Илья решил не вылезать и стал следить.
«Ишь ты, сухопарый какой и бегает чего-то, для утреннего моциона, должно быть. А с лица белый, опрятный, волосу мало носит, франтит тоже».
Разглядывая все до мелочей, Илья чувствовал какую-то неприятную любовь к Сутулову, как капканщик к птице, которая сейчас попадется; и, кроме того, чувствовал приятную ненависть, оттого что к Сутулову должны были перейти деньги, гревшие Илью, и оттого что Сутулов был белоликий и на вид приятный.
Животом врывшись в землю, лицо всунув в ветки, нажимавшие на кожу и царапавшие ее, тяжело дыша и бегая глазами, Илья ждал, когда ему покажется нужным вылезти и подойти к Сутулову, сделав это так, чтоб и виду не было, что он лежал в кустах. Но Дмитрий в волнении ходил быстро, внезапно поворачивал, и трудно было Илье улучить минуту.
Злиться начинал уже Илья, как вдруг Дмитрий, совсем близко около его куста, остановился на берегу и быстро скинул тужурку.
У Ильи на мгновение захолонуло и остановилось сердце: неужели топиться будет? Но тотчас же он успокоился и сообразил: искупаться пожелали, что же, посмотрим.
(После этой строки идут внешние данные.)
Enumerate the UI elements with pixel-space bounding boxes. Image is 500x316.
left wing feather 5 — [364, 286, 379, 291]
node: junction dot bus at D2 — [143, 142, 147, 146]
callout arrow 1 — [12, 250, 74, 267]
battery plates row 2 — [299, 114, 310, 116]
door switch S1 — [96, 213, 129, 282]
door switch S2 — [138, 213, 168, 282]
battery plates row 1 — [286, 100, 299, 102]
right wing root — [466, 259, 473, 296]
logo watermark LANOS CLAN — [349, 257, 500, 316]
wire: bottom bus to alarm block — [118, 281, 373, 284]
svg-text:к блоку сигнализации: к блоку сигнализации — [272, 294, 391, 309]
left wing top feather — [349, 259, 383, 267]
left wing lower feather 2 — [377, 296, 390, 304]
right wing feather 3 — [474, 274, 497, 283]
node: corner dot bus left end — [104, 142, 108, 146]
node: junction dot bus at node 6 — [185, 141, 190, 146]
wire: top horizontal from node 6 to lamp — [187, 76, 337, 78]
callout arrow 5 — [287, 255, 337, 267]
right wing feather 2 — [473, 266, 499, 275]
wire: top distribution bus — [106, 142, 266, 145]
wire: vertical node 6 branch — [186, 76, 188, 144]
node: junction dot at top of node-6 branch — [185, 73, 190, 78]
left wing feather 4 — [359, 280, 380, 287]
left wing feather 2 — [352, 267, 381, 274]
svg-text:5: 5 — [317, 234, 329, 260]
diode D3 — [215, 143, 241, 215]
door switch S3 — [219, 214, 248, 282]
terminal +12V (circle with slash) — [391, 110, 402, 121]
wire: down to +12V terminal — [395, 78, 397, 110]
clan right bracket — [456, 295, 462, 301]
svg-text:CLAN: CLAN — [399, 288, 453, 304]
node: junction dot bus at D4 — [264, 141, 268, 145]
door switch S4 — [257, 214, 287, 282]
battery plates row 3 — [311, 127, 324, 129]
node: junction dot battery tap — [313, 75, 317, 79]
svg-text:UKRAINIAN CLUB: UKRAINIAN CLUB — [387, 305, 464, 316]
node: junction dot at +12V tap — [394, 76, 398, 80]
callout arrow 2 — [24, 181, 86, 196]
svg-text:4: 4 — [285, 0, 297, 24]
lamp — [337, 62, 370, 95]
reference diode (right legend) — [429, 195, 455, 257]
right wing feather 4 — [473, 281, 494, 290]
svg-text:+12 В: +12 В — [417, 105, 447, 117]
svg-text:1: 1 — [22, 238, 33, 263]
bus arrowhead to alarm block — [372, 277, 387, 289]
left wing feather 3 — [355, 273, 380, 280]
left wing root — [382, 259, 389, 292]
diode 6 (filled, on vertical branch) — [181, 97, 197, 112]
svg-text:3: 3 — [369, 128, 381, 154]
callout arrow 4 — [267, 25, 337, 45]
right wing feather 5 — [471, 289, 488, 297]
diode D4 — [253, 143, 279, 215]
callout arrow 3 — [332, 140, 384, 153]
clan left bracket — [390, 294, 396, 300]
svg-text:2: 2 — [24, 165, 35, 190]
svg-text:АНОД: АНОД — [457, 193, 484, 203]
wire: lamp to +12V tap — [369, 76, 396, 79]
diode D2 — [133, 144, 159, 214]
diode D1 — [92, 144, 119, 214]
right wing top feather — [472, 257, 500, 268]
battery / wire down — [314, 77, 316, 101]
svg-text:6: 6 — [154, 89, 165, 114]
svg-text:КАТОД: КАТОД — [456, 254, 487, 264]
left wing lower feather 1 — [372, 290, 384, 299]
И он медленно, стараясь веточкой не хрустнуть, перевернулся в кустах и лег так, чтобы было удобно смотреть на воду. Красивое белье, яркие подтяжки, хорошие сапоги и, наконец, белое, стройное тело Сутулова злили Илью все больше.
«Дохлый, а туда же, плыть хочет!» — думал он. Дурацкие, мальчишеские выдумки приходили ему в голову: утащить белье и платье, пусть-ка он голеньким домой к своим сестрицам явится! Нарядиться самому во все его и пощеголять по городу!